L'un des commentateurs du quotidien israélien Haaretz, Aluf Benn, dans un article publié aujourd'hui, écrit que Netanyahou mérite de gouverner Israël car depuis des années il fait campagne contre le programme nucléaire de l'Iran, affirmant que c'est la pire menace existentielle pour Israël.
Netanyahou a été l'un des plus actifs pour engager une campagne de sanctions économiques contre l'Iran, arpentant les corridors du Congrès et des bureaux des Lobbies Sionistes à Washington pour faire passer le message jusqu'aux plus hauts lieux US de décision. Bibi connaît Washington comme sa poche, il y a été ambassadeur, et y a gardé de nombreux contacts.

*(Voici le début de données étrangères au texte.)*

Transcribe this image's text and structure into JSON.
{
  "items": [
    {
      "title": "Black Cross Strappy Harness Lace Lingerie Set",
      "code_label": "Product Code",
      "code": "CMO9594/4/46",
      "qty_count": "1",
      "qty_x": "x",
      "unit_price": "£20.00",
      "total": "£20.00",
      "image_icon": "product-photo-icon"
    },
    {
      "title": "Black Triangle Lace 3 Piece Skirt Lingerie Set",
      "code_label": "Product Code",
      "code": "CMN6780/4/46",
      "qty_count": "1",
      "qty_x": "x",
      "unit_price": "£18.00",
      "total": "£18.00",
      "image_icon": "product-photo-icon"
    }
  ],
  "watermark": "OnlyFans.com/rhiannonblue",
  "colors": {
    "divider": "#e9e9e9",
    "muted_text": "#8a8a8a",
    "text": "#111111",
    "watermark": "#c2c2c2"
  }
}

Bibi pense que ses prédécesseurs auraient pu faire plus pour restreindre la menace iranienne et lui-même veut convaincre le président américain, Barak Obama, que sa présidence sera jugée en fonction des résultats qu'il obtiendra sur cette question. Lors de l'entretien qu'il a eu avec lui l'été dernier quand Obama s'est rendu en Israël, Bibi a dit à Obama
" l'objectif est plus important que la méthode". Il est convaincu qu'Obama après avoir "dialoguer" passera à des méthodes plus musclées, qu'il a à sa disposition de nombreuses façons de frapper l'Iran, et que, contrairement à son prédécesseur, il aura plus de légitimité pour utiliser la force, parce qu'il aura d'abord "négocier" et ensuite parce qu'il est sur le point de désengager une grande partie des troupes américaines d'Irak. Jusqu'à présent, les Américains craignent que des frappes contre l'Iran soient suivies de représailles iraniennes contre leurs troupes en Irak, soit directement par les Gardes de la Révolution Islamique, soit indirectement par les groupes armés Shi'ites irakiens très proches de Téhéran.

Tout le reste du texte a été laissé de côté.